Acessibilidade à alimentação saudável
Um dos pontos levantados pelo grupo de cientistas é que a alimentação saudável não é acessível financeiramente a todas as pessoas. Para Slywitch, esse é um erro de percepção “em que as pessoas acham que a alimentação saudável é mais cara. Na verdade, a alimentação saudável é mais barata, porque são excluídos os alimentos processados e usados legumes, verduras, frutas, cereais
– essa é a base da dieta, não precisa nem colocar as oleaginosas, que seria o artigo mais caro dos alimentos in natura”.
Uma iniciativa que facilitaria o acesso da população aos alimentos in natura são as hortas comunitárias. Um exemplo é a Horta Comunitária do Guará, no Distrito Federal, que conta com mais
de 160 voluntários. “A Horta Comunitária do Guará existe no formato atual desde 2017, por meio da revitalização de um espaço público que se encontrava obsoleto nos fun
dos de uma unidade básica de saúde no Guará II. No começo, sob a iniciativa da engenheira ambiental Dahiana Ribeiro, um grupo pequeno de voluntários se reuniu para limpar o mato, capinar, fazer os canteiros e começar a plantar com o objetivo de, por meio da sustentabilidade urbana, contribuir para um mundo melhor com a prática do plantio, da colheita, e da sinergia entre os voluntários”, conta Ana Maria Oliveira, líder de comunicação do grupo.
Os encontros da horta acontecem quinzenalmente com cerca de 30 voluntários que plantam, limpam os canteiros, colhem, lancham e desenvolvem outras atividades, como o artesanato a partir de material reciclado. “O lema da horta é: ‘Quem planta, colhe’; então, a cada encontro cada voluntário que realizou as atividades em grupo leva uma cesta com as hortaliças colhidas no dia. O pessoal da horta também faz doações de cestas de hortaliças para entidades como igrejas, creches e escolas”, explica Ana.

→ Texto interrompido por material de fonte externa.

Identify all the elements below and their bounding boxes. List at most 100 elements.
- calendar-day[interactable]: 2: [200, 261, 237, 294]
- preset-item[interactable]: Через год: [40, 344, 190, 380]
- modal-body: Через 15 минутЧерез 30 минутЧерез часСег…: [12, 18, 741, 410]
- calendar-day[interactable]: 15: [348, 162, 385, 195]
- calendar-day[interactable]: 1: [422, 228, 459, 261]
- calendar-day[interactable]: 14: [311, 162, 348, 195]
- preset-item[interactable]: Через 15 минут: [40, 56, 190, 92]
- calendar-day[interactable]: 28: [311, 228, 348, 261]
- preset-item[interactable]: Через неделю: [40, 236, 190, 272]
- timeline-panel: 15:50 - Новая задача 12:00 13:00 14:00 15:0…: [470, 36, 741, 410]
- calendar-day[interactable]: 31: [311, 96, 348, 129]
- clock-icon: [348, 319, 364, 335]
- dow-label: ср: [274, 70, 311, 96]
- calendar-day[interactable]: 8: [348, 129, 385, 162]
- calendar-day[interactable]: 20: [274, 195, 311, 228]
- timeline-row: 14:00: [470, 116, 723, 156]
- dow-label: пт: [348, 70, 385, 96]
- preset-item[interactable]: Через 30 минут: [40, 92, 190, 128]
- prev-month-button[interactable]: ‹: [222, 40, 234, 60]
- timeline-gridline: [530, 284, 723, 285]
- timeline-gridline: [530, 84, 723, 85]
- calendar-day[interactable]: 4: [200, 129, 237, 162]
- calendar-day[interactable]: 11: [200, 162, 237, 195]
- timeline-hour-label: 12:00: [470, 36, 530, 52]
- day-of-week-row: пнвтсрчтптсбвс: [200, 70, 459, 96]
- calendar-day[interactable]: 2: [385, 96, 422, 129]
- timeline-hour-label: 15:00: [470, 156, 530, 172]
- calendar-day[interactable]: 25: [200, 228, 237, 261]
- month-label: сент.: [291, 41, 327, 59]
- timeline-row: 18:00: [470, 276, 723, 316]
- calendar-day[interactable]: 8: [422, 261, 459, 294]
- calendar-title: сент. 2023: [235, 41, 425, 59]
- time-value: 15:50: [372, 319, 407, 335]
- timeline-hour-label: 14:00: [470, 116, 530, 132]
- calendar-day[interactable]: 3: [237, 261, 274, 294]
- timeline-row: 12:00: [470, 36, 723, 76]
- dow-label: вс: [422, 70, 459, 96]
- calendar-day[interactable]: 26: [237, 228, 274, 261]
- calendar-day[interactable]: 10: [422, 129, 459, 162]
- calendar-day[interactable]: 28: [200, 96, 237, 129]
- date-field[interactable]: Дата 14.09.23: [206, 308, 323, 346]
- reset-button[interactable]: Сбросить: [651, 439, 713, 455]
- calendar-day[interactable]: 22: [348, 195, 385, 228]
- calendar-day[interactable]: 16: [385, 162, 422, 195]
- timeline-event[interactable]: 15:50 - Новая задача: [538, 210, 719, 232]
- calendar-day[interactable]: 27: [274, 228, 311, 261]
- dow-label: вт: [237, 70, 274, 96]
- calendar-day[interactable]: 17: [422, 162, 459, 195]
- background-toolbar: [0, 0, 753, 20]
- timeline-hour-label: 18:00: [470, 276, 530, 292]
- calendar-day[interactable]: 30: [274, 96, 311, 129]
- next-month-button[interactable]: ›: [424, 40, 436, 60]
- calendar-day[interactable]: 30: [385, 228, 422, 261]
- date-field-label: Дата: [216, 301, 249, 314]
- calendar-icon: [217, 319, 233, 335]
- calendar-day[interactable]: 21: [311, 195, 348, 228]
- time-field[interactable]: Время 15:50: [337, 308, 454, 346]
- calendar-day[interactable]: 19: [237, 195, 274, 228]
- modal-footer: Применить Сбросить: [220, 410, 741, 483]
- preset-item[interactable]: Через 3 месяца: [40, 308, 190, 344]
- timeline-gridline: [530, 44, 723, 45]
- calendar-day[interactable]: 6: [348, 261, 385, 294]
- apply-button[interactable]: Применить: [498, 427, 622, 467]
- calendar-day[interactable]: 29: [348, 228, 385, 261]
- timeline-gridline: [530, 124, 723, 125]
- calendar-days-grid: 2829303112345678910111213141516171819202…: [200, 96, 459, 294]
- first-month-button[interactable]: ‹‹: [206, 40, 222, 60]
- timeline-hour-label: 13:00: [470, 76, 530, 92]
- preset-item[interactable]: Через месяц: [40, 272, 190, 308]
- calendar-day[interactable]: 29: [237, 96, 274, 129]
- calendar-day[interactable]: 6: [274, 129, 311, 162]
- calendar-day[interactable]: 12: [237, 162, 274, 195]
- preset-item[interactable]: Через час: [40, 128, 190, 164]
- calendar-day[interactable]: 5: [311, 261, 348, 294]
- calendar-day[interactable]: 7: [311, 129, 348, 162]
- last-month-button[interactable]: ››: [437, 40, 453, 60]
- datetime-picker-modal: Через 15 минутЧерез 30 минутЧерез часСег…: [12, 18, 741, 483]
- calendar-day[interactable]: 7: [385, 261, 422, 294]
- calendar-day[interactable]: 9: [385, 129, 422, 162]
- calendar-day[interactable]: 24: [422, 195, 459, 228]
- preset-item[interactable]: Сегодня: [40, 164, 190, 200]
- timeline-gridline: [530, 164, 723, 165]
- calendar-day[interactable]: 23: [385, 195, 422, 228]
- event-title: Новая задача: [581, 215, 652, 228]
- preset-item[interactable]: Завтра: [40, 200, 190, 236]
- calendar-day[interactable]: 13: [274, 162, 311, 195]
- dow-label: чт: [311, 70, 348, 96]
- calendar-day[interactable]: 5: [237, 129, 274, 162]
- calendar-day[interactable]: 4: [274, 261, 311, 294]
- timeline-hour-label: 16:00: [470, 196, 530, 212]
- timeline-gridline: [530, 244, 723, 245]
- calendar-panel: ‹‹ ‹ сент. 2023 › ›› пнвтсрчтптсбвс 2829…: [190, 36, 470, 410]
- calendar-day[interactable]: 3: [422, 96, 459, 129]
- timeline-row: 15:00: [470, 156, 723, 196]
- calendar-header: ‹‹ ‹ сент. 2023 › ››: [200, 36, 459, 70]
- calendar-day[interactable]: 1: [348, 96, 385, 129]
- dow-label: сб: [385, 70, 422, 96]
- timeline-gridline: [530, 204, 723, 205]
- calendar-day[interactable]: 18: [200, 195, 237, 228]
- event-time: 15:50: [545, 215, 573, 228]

A Horta Comunitária do Guará, que possui um sistema de irrigação por captação de água da chuva, busca promover a produção de alimentação orgânica e o alívio ao estresse. “Acreditamos que a horta contribui para o processo de alimentação saudável porque não utilizamos agrotóxicos, e toda a adubação é orgânica com compostagem realizada no próprio local”, descreve Ana. E acrescenta: “O espaço público que estava ocioso foi ocupado de forma comunitária e solidária para proporcionar bem-estar com segurança alimentar, terapia, educação ambiental e sustentabilidade.”